INTERIOR: The interior is simple with a plain nave roof in a pointed tunnel vault. There is a simple wagon roof in the chancel and timber pent roof in the aisles. The nave has an arcade of alternate drum columns and octagonal piers with rather stiff foliate capitals. The aisles are wainscoted in tongue and groove timber panelling. The majority of the pews survive in situ, except at the rear where they have been removed to form a modern meeting space. The nave and aisles are paved in red and black quarry tiles set on the diagonal. The sanctuary beyond the alter rails has a fine polychrome encaustic pavement. The original pitch pine and wrought iron choir stalls, alter rails, pulpit and altar survive in situ. The east window was designed by Charles Eomer Kemp in 1895. The font is carved octagonal pale stone with niches alternating saints and scripts with black marble shafts between. The organ which occupies the end of the north transept is by Nicholsons of Malvern Link in 1884 and has 1486 painted pipes. The Lady Chapel is at the end of the south transept and has a window by Clayton and Bell in 1886. The 1914-18 war memorial in white marble with an alabaster surround is by the Bromsgrove Guild in 1921. The interior presents a simple but competent scheme with the effect of the excellent window tracery enhancing the overall character of the church.
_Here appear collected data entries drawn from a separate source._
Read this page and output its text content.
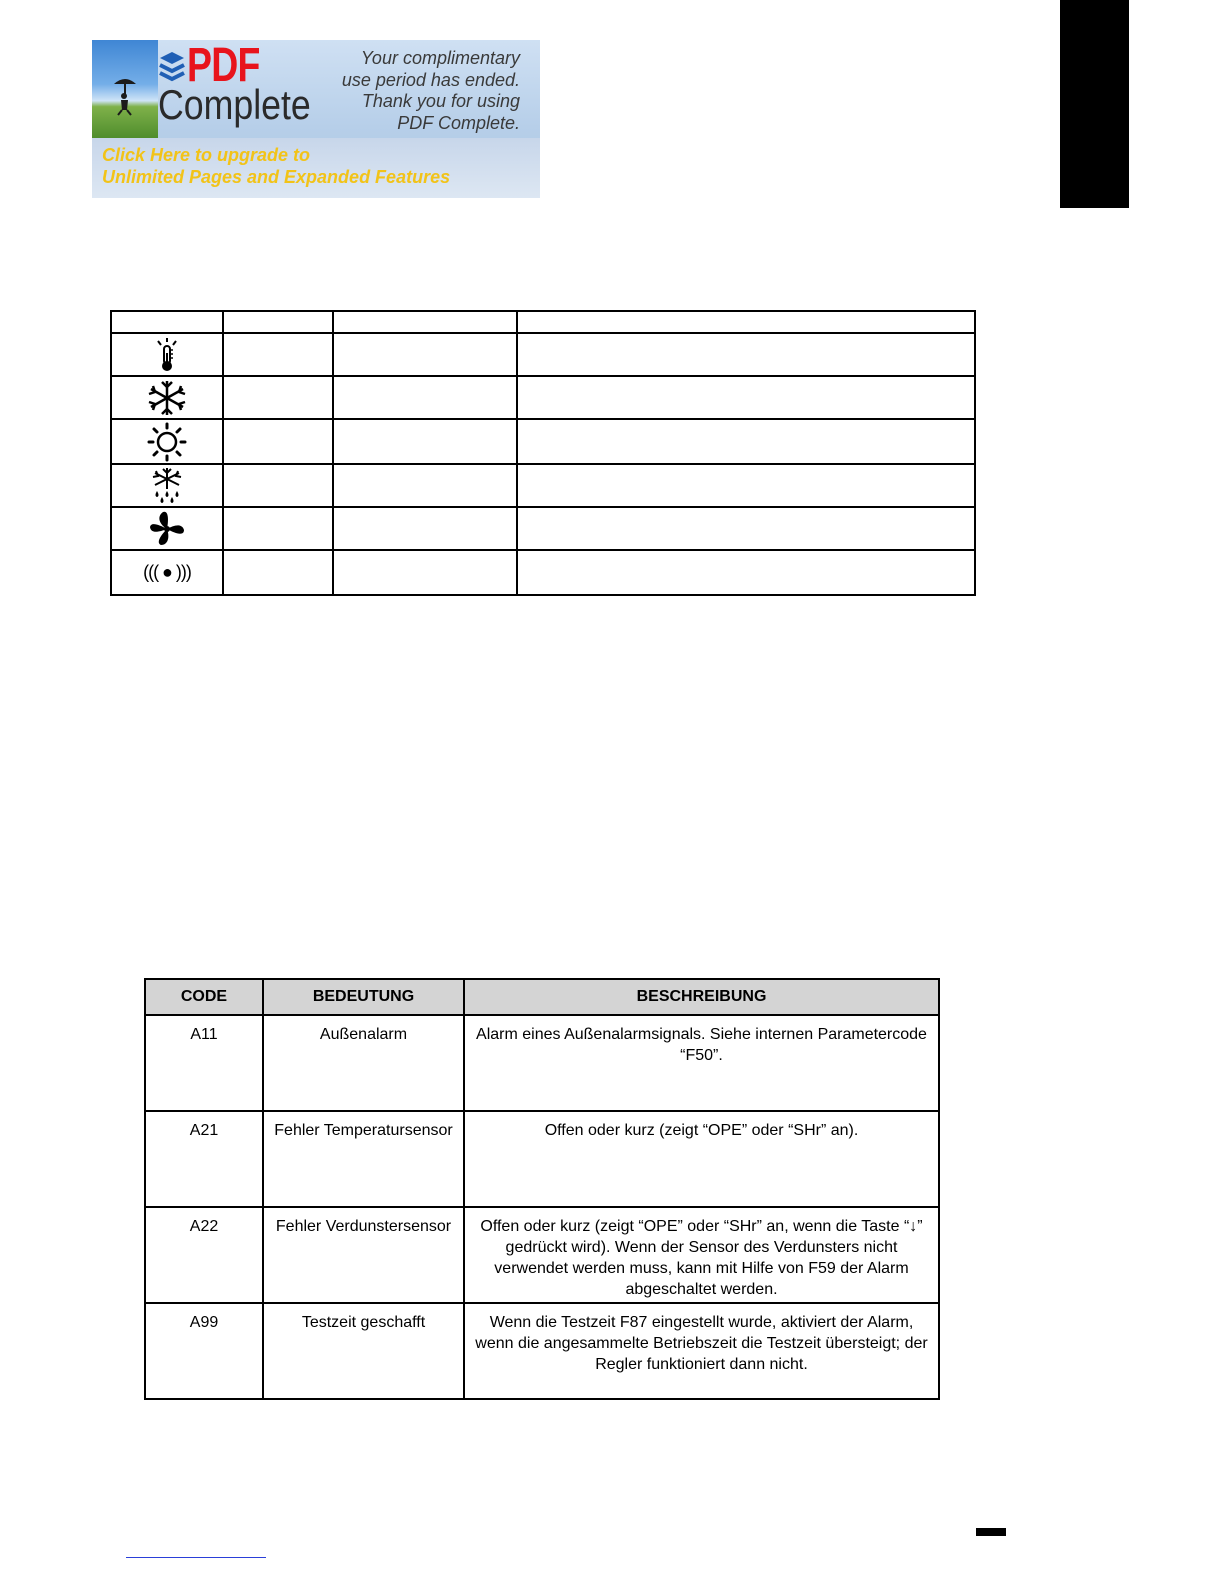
PDF
Complete
Your complimentary
use period has ended.
Thank you for using
PDF Complete.
Click Here to upgrade to
Unlimited Pages and Expanded Features

((( ● )))			
CODE	BEDEUTUNG	BESCHREIBUNG
A11	Außenalarm	Alarm eines Außenalarmsignals. Siehe internen Parametercode “F50”.
A21	Fehler Temperatursensor	Offen oder kurz (zeigt “OPE” oder “SHr” an).
A22	Fehler Verdunstersensor	Offen oder kurz (zeigt “OPE” oder “SHr” an, wenn die Taste “↓” gedrückt wird). Wenn der Sensor des Verdunsters nicht verwendet werden muss, kann mit Hilfe von F59 der Alarm abgeschaltet werden.
A99	Testzeit geschafft	Wenn die Testzeit F87 eingestellt wurde, aktiviert der Alarm, wenn die angesammelte Betriebszeit die Testzeit übersteigt; der Regler funktioniert dann nicht.
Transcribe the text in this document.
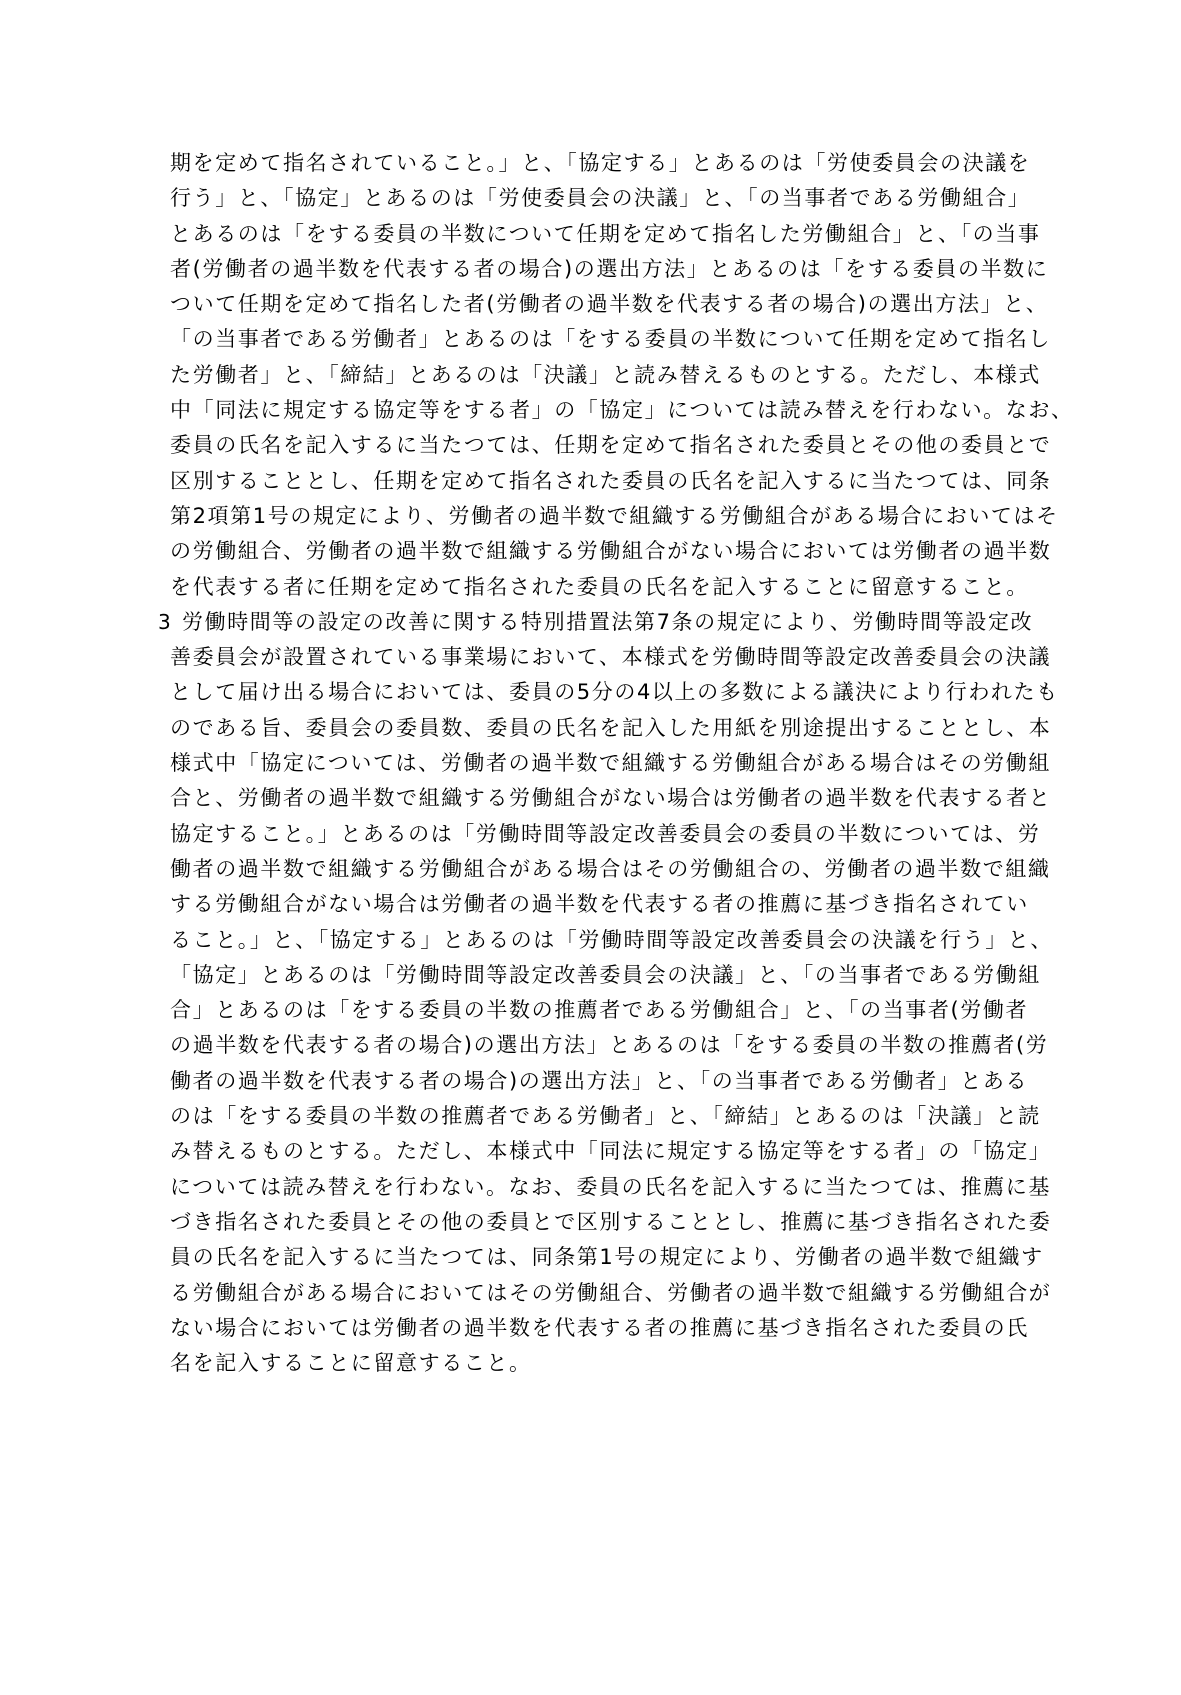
期を定めて指名されていること。」と、「協定する」とあるのは「労使委員会の決議を
行う」と、「協定」とあるのは「労使委員会の決議」と、「の当事者である労働組合」
とあるのは「をする委員の半数について任期を定めて指名した労働組合」と、「の当事
者(労働者の過半数を代表する者の場合)の選出方法」とあるのは「をする委員の半数に
ついて任期を定めて指名した者(労働者の過半数を代表する者の場合)の選出方法」と、
「の当事者である労働者」とあるのは「をする委員の半数について任期を定めて指名し
た労働者」と、「締結」とあるのは「決議」と読み替えるものとする。ただし、本様式
中「同法に規定する協定等をする者」の「協定」については読み替えを行わない。なお、
委員の氏名を記入するに当たつては、任期を定めて指名された委員とその他の委員とで
区別することとし、任期を定めて指名された委員の氏名を記入するに当たつては、同条
第2項第1号の規定により、労働者の過半数で組織する労働組合がある場合においてはそ
の労働組合、労働者の過半数で組織する労働組合がない場合においては労働者の過半数
を代表する者に任期を定めて指名された委員の氏名を記入することに留意すること。
3 労働時間等の設定の改善に関する特別措置法第7条の規定により、労働時間等設定改
善委員会が設置されている事業場において、本様式を労働時間等設定改善委員会の決議
として届け出る場合においては、委員の5分の4以上の多数による議決により行われたも
のである旨、委員会の委員数、委員の氏名を記入した用紙を別途提出することとし、本
様式中「協定については、労働者の過半数で組織する労働組合がある場合はその労働組
合と、労働者の過半数で組織する労働組合がない場合は労働者の過半数を代表する者と
協定すること。」とあるのは「労働時間等設定改善委員会の委員の半数については、労
働者の過半数で組織する労働組合がある場合はその労働組合の、労働者の過半数で組織
する労働組合がない場合は労働者の過半数を代表する者の推薦に基づき指名されてい
ること。」と、「協定する」とあるのは「労働時間等設定改善委員会の決議を行う」と、
「協定」とあるのは「労働時間等設定改善委員会の決議」と、「の当事者である労働組
合」とあるのは「をする委員の半数の推薦者である労働組合」と、「の当事者(労働者
の過半数を代表する者の場合)の選出方法」とあるのは「をする委員の半数の推薦者(労
働者の過半数を代表する者の場合)の選出方法」と、「の当事者である労働者」とある
のは「をする委員の半数の推薦者である労働者」と、「締結」とあるのは「決議」と読
み替えるものとする。ただし、本様式中「同法に規定する協定等をする者」の「協定」
については読み替えを行わない。なお、委員の氏名を記入するに当たつては、推薦に基
づき指名された委員とその他の委員とで区別することとし、推薦に基づき指名された委
員の氏名を記入するに当たつては、同条第1号の規定により、労働者の過半数で組織す
る労働組合がある場合においてはその労働組合、労働者の過半数で組織する労働組合が
ない場合においては労働者の過半数を代表する者の推薦に基づき指名された委員の氏
名を記入することに留意すること。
HISTORY: Built in 1875 in the expanding suburb around the recently opened station, Christ Church, Malvern was founded by the Lady Emily Foley, the Lady of the Manor at a cost of £8,000-£9,000. The architect was a known church architect and established practitioner of the Gothic Style, T. D. Barry and Sons Ltd of Liverpool.
Hersey. G. L. (1972) High Victorian Gothic. (London)
Pevsner, N. (1992) Worcestershire. The Buildings of England. (London)
List Descriptions for St Michael, Garston; St Peters, Bengeworth; Holy Trinity, Tulse Hill; St Paul's, Addlington.